Where Pith is reading between the lines
- The same truncation idea could be ported to other actor-critic algorithms that suffer plasticity loss in large-scale parallel training.
- Explicit regularization schedules might become less necessary if the policy distribution itself supplies the constraint.
- The continuous representation may transfer to non-locomotion continuous-control domains where value estimation accuracy limits scaling.
Load-bearing premise
Truncating the Gaussian removes enough harmful actions to protect value estimation without stripping away the stochasticity required for effective exploration and that this truncation reliably serves as regularization against plasticity loss.
What would settle it
A controlled ablation that keeps every other component identical but removes the truncation (i.e., samples from the full Gaussian) at the same high update-to-data ratio; instability or slower convergence in that run would falsify the claim that truncation is the key stabilizer.
Figures
read the original abstract
Scalable reinforcement learning has popularized high-throughput sampling architectures, which significantly compresses the training time for off-policy methods in robotic locomotion. However, the rapid increase of data volume and update frequency undermines the stability of value-based methods and diminishes the plasticity of policy networks. To address these challenges, this work presents FastDSAC, a fast and high-performance variant of the Distributional Actor-Critic algorithm designed for parallel sampling scenarios. Specifically, we introduce a truncated Gaussian distribution to approximate the learned policy, which effectively excludes out-of-distribution actions that strain target value estimation while keeping necessary stochasticity for exploration. The proposed action constraint functions as an implicit regularization, which counteracts the plasticity loss typically caused by aggressive gradient updates. This preservation of network adaptability enhances sample efficiency, particularly in scenarios with a high update-to-data ratio, and accelerates the early training process. In contrast to prior fast reinforcement learning approaches that rely on discrete value distributions, our method utilizes a continuous Gaussian representation equipped with adaptive variance regulation, which improves value estimation accuracy by sampling confident and informative transitions. Extensive experiments on MuJoCo Playground and HumanoidBench demonstrate that FastDSAC not only stabilizes the overall training process but also achieves superior asymptotic performance and faster convergence compared to state-of-the-art baselines.
Editorial analysis
A structured set of objections, weighed in public.
Referee Report
Summary. The manuscript introduces FastDSAC, a variant of Distributional Actor-Critic for high-throughput off-policy RL in humanoid locomotion. It replaces the standard Gaussian policy with a truncated Gaussian (bounded support) paired with adaptive variance regulation; the truncation is argued to exclude OOD actions that destabilize target-value estimation while retaining exploration stochasticity, thereby acting as implicit regularization that preserves policy-network plasticity at high update-to-data ratios. Experiments on MuJoCo Playground and HumanoidBench are reported to show improved training stability, faster convergence, and superior asymptotic performance relative to prior fast RL baselines.
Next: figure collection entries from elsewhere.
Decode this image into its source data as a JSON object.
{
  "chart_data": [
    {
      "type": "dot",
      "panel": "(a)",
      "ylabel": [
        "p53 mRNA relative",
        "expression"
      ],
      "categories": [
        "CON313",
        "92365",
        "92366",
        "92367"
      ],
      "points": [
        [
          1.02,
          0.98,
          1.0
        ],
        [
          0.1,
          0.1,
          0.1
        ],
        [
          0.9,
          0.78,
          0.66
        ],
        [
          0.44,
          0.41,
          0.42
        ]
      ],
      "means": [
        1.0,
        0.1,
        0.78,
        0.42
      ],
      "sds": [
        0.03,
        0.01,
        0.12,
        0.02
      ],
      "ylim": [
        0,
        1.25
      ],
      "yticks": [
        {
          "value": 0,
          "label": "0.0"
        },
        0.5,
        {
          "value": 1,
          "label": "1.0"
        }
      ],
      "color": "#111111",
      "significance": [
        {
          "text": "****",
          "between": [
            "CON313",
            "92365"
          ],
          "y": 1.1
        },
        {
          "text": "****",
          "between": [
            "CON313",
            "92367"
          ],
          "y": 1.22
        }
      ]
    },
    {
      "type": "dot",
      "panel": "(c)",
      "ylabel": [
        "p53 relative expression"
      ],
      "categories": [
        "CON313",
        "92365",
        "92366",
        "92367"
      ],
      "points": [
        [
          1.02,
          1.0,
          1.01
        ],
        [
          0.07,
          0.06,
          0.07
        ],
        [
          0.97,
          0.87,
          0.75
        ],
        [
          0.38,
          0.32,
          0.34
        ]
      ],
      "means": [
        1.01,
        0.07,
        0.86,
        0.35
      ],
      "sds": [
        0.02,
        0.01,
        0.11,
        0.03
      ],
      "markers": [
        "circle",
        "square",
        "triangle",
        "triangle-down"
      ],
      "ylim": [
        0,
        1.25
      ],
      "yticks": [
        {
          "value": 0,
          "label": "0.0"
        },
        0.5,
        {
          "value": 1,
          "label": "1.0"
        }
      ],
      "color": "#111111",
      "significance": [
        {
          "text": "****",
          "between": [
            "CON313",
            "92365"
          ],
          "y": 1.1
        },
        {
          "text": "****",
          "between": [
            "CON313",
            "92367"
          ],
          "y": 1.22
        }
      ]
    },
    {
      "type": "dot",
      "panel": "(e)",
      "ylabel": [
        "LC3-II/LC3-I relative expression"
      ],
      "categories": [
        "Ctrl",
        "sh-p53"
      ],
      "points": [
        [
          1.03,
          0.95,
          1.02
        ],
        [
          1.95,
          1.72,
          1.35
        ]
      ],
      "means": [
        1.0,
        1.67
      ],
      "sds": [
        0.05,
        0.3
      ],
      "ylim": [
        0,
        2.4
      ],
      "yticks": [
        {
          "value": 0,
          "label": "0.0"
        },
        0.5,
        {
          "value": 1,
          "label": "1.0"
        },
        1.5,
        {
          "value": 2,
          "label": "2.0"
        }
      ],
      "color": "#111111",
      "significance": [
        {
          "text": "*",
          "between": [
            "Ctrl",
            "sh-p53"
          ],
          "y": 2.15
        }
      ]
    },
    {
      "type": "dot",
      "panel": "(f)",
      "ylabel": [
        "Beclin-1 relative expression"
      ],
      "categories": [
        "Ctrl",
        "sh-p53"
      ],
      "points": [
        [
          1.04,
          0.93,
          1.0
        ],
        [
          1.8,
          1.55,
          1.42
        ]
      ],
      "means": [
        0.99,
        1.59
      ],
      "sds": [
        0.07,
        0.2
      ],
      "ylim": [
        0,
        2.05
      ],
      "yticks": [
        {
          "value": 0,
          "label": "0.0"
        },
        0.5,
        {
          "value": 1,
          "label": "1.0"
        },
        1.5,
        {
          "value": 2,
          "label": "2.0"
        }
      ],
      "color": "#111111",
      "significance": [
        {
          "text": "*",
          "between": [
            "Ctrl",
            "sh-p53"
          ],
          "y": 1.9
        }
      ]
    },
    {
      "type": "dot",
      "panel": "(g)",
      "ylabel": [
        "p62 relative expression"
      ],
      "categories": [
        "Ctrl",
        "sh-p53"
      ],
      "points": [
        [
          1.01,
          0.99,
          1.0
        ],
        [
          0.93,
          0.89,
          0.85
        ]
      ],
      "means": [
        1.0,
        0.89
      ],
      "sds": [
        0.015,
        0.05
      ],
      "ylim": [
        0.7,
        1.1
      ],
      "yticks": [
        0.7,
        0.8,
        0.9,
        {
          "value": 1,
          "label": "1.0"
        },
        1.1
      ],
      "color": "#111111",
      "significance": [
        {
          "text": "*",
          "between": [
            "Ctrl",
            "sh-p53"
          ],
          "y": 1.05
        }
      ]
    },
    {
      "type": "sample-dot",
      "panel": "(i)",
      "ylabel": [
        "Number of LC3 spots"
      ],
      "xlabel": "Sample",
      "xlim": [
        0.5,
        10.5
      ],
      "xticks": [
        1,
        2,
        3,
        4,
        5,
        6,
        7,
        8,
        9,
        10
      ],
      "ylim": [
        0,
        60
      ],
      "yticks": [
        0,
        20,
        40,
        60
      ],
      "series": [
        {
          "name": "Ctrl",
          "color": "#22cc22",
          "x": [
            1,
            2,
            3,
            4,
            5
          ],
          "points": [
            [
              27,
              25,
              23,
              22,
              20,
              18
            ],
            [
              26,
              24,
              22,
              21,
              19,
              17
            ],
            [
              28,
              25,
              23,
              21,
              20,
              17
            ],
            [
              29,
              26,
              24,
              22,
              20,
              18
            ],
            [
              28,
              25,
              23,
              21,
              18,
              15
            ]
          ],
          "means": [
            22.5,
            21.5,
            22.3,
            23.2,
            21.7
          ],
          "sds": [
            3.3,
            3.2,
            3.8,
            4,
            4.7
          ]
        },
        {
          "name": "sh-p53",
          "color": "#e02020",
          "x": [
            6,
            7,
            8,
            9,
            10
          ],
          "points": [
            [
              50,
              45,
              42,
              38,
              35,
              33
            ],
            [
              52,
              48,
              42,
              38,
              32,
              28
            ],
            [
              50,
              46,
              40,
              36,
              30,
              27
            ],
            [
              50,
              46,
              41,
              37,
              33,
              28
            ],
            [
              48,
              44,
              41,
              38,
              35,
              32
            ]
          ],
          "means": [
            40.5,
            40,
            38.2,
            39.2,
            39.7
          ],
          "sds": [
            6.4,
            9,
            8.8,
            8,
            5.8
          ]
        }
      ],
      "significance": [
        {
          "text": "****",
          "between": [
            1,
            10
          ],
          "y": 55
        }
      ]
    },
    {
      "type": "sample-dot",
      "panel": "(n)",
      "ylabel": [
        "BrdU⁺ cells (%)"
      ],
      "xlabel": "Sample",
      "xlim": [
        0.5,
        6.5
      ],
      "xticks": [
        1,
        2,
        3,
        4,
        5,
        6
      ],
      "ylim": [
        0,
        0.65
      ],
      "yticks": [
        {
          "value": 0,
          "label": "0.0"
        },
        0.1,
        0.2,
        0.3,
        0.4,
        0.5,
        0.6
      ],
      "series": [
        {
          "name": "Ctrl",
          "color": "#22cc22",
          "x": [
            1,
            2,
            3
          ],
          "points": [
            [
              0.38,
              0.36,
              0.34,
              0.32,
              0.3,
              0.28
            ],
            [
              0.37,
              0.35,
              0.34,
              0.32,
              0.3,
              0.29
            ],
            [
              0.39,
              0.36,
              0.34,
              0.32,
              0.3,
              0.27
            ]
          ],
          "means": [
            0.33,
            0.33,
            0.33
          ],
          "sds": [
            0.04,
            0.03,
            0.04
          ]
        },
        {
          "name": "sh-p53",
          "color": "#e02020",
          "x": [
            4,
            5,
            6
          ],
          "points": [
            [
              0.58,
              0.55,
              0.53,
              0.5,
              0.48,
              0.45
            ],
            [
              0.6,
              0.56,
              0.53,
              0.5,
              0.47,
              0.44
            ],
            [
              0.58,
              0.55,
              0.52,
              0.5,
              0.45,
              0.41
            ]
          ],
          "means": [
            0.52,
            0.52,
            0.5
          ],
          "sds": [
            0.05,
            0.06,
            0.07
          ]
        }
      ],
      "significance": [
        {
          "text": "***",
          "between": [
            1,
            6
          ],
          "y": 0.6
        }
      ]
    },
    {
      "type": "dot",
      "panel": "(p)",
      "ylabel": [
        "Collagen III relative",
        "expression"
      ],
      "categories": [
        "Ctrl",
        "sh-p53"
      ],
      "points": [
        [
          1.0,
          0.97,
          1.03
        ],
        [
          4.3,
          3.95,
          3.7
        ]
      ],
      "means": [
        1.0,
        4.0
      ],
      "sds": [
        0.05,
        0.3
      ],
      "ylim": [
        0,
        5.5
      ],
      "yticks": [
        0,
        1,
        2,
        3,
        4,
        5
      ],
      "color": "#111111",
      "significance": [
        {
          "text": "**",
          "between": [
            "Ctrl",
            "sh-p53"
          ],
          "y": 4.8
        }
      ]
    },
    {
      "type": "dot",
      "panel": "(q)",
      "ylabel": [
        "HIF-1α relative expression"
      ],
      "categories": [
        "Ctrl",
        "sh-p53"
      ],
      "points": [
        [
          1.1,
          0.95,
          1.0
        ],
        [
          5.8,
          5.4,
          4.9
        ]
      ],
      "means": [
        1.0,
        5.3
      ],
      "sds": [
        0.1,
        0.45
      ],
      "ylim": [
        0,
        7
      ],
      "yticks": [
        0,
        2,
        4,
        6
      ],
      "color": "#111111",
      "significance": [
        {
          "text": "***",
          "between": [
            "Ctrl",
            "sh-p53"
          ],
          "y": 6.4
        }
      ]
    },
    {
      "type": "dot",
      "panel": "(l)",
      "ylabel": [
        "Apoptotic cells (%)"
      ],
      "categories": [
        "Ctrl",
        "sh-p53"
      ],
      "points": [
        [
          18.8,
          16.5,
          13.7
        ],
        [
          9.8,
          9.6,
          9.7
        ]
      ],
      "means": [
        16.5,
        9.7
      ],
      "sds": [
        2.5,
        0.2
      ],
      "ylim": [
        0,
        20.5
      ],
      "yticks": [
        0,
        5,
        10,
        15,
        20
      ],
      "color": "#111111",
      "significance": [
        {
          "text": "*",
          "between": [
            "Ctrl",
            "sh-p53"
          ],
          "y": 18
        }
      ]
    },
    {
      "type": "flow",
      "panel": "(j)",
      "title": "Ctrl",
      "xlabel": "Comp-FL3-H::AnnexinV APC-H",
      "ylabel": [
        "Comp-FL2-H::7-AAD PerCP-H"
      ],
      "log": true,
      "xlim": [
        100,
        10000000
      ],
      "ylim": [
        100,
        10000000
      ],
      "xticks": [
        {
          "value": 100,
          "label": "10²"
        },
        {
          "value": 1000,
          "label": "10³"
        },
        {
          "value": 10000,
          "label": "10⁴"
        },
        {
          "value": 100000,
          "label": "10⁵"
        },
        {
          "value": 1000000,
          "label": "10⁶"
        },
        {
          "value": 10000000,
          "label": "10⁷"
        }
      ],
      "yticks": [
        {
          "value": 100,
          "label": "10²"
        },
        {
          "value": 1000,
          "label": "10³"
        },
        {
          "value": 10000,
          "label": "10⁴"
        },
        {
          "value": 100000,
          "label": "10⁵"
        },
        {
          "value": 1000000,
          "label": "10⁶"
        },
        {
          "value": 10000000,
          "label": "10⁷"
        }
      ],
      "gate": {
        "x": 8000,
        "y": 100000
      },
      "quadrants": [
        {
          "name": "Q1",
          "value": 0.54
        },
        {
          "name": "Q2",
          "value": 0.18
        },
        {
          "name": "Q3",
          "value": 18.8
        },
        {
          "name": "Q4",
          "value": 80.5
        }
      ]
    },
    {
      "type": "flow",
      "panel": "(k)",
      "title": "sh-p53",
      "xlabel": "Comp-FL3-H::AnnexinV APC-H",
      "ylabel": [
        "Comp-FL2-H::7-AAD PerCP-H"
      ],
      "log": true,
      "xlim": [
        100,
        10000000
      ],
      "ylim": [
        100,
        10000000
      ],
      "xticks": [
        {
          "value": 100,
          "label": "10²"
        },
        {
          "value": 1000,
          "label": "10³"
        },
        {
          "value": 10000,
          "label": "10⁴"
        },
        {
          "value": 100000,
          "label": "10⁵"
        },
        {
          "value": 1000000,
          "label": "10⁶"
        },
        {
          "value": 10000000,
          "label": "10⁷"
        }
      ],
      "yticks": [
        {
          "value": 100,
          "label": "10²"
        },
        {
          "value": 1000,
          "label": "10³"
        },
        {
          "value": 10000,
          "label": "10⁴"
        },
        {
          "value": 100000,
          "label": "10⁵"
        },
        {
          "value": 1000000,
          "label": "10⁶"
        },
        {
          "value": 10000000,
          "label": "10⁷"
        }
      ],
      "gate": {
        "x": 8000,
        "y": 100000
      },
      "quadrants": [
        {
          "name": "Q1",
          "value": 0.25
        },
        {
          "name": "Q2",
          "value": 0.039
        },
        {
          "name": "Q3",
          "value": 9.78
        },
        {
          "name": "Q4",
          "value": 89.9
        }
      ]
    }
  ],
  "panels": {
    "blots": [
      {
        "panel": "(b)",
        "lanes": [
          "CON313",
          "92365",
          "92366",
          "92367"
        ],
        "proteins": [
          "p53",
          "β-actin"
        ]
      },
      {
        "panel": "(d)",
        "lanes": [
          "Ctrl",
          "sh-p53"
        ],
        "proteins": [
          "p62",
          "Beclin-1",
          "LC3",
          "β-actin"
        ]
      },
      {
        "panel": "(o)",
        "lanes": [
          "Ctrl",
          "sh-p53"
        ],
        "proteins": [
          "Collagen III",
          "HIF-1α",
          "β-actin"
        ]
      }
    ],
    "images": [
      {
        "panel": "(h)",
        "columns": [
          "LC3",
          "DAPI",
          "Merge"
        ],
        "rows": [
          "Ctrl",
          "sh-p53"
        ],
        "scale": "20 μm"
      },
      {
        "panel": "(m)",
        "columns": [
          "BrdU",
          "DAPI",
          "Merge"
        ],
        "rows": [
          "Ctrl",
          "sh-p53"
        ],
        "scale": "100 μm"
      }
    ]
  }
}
Significance. If the reported gains hold under controlled UTD ratios and the truncation mechanism is shown to be the causal factor, the approach offers a lightweight, continuous-distribution alternative to discrete-value-distribution methods for scaling sample-efficient locomotion learning. The explicit linkage of bounded policy support to plasticity preservation under aggressive gradient updates is a concrete contribution that could be adopted in other high-throughput robotic RL pipelines.
minor comments (2)
- [§4.2] §4.2 and Algorithm 1: the precise truncation bounds (e.g., how many standard deviations) and the adaptive-variance update rule are described only at a high level; adding the explicit functional form and a short derivation of why the resulting distribution remains a valid policy would improve reproducibility.
- [Table 2] Table 2 and Figure 4: the ablation isolating the truncation operator from the adaptive-variance component is not shown; a single additional row or panel would strengthen the claim that truncation is the primary source of plasticity preservation.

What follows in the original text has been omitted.